Desidero segnalare una vicenda relativa a una trattativa immobiliare condotta tramite un’agenzia con sede a Roma (L.A.S. Property Management).
In data 18/12/25 ho sottoscritto una proposta di acquisto per un immobile sito in Roma, Via Gaetano Fuggetta 47. La proposta prevedeva, come di prassi, la verifica della documentazione a cura dell’acquirente.
Solo a seguito dell’incarico a un Notaio per una consulenza preliminare (costo sostenuto: € 427) sono emerse criticità rilevanti, in particolare:
– assenza di agibilità dell’immobile;
– incongruenze e incompletezze nella documentazione urbanistica (licenza edilizia e storia urbanistica del fabbricato).
Tali elementi non erano stati rappresentati in fase iniziale dall’agenzia e sono stati comunicati solo dopo l’avvio delle verifiche notarili, rendendo inevitabile la spesa sostenuta e determinando l’impossibilità di proseguire serenamente nell’acquisto.

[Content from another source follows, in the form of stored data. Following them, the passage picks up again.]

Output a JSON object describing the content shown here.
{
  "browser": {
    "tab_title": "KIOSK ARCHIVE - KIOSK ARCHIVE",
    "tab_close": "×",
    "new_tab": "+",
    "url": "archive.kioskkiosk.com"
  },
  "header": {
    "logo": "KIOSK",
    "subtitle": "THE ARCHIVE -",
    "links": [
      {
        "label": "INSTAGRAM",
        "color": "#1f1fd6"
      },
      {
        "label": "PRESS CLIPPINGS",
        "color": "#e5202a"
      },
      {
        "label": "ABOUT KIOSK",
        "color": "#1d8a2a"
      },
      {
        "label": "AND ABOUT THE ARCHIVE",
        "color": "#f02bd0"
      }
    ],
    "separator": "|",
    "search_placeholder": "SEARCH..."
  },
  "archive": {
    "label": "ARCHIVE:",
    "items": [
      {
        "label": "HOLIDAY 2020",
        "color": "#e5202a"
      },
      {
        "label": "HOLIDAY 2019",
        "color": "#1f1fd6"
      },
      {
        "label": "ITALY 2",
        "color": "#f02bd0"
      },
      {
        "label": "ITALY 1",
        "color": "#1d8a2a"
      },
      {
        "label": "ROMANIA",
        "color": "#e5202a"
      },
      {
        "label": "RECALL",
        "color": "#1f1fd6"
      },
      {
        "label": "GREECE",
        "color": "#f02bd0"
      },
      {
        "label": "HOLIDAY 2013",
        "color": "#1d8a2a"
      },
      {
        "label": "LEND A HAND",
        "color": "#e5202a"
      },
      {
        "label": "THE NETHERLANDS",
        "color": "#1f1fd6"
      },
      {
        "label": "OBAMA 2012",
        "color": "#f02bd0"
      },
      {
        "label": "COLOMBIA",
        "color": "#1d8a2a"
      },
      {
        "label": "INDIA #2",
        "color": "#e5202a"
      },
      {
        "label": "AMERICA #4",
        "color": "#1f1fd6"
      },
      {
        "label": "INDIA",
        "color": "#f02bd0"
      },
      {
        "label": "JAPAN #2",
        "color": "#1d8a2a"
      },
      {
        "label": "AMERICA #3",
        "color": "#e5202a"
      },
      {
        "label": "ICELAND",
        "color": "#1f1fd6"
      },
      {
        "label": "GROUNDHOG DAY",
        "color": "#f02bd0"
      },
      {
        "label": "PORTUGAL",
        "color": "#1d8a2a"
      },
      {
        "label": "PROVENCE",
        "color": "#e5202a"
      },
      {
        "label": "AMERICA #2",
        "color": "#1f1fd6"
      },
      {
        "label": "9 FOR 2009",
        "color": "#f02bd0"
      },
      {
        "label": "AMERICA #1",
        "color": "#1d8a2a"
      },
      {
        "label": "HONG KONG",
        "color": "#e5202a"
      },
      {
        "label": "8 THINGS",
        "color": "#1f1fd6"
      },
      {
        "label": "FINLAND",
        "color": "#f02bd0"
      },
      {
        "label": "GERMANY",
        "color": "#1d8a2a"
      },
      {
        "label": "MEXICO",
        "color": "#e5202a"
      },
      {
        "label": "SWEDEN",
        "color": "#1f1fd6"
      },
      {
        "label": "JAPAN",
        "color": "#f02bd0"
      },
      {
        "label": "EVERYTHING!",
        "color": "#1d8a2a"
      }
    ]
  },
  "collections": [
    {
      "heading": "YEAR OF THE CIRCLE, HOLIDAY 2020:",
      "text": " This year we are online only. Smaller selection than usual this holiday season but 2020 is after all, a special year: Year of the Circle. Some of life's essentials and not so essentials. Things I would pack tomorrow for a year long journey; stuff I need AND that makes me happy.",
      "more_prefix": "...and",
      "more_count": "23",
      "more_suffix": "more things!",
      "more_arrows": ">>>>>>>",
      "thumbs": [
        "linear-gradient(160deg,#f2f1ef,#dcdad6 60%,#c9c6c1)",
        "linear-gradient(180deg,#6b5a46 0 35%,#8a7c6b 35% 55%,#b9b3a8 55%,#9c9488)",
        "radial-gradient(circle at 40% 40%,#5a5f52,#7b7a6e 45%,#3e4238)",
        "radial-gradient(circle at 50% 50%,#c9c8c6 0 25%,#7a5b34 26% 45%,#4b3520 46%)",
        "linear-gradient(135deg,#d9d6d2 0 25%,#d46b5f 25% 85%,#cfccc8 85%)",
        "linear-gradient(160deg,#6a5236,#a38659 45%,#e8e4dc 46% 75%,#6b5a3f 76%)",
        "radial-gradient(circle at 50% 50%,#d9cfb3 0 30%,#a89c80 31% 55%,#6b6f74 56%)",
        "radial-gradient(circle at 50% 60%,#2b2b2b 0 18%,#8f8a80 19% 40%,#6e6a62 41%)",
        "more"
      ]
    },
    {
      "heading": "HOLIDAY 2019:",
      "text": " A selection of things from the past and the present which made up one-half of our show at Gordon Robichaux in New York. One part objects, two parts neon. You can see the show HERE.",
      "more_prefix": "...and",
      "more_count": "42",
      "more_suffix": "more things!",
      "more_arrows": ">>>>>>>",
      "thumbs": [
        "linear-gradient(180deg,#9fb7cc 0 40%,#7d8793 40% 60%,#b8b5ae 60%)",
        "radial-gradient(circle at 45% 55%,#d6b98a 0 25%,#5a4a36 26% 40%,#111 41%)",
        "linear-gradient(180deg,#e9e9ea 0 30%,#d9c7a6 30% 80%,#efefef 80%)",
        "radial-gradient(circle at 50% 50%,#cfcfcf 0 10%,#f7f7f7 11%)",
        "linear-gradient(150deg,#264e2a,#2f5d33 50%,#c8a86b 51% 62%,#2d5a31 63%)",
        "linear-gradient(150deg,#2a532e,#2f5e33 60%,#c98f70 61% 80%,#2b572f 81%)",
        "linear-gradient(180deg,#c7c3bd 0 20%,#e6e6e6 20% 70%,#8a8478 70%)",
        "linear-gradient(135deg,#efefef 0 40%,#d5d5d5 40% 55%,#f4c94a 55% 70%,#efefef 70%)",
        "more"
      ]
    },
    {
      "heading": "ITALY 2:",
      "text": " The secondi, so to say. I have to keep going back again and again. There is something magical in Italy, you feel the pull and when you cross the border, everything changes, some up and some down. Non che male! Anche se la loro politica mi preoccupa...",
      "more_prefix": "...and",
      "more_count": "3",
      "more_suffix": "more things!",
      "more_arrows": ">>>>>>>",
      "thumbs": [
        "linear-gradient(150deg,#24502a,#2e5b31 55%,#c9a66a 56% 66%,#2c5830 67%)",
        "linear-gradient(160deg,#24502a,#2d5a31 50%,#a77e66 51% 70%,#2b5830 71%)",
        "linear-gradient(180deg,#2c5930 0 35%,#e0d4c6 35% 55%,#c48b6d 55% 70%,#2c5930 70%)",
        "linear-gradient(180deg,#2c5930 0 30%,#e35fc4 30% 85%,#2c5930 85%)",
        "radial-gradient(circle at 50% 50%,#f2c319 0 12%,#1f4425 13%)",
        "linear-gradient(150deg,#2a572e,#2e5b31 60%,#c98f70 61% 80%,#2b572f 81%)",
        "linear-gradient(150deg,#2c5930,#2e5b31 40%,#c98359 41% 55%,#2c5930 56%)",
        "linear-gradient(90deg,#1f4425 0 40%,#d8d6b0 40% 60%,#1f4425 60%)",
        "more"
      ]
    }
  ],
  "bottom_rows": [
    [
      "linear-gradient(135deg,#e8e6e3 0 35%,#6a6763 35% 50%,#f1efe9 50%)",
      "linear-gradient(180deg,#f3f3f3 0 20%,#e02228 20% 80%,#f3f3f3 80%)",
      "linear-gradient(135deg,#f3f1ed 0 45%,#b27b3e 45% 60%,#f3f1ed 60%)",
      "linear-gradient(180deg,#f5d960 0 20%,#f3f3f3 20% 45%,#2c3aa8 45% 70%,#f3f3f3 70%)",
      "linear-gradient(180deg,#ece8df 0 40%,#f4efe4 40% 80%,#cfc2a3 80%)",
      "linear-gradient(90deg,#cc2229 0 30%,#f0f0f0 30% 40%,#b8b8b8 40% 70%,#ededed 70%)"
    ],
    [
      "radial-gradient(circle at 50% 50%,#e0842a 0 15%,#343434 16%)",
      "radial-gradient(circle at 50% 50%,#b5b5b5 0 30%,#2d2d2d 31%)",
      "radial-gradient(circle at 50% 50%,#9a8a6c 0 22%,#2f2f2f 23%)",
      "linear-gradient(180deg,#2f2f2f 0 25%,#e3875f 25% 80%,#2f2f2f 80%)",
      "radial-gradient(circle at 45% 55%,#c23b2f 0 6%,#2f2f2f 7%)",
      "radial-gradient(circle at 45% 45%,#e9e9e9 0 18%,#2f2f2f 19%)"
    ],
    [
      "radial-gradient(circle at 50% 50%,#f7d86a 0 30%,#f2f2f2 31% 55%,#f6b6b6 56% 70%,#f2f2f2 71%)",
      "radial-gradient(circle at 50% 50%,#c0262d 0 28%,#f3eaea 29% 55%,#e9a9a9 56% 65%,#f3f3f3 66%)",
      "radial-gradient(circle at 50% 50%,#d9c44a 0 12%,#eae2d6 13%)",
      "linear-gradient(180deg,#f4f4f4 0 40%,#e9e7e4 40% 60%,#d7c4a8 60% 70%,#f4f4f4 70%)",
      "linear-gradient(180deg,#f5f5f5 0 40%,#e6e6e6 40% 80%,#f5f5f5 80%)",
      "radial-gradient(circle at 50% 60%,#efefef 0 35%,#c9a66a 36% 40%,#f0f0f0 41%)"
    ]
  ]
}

A seguito dello scioglimento consensuale della proposta, ho chiesto all’agenzia di valutare il rimborso delle spese notarili sostenute, motivando la richiesta con il fatto che, se tali criticità fossero state dichiarate prima, avrei potuto valutare diversamente l’operazione ed evitare il costo.
L’agenzia ha rifiutato il rimborso, richiamandosi alla clausola standard secondo cui le verifiche sono a carico dell’acquirente, senza però affrontare il tema dell’omessa informazione preventiva su aspetti rilevanti dell’immobile.
Ritengo che la condotta descritta configuri una pratica non corretta sotto il profilo della trasparenza nei confronti del consumatore, in quanto mi ha esposto a una spesa evitabile derivante da informazioni non fornite in modo chiaro e completo prima della proposta.
Chiedo pertanto ad Altroconsumo di valutare la vicenda ai fini di un eventuale intervento di tutela o tentativo di conciliazione.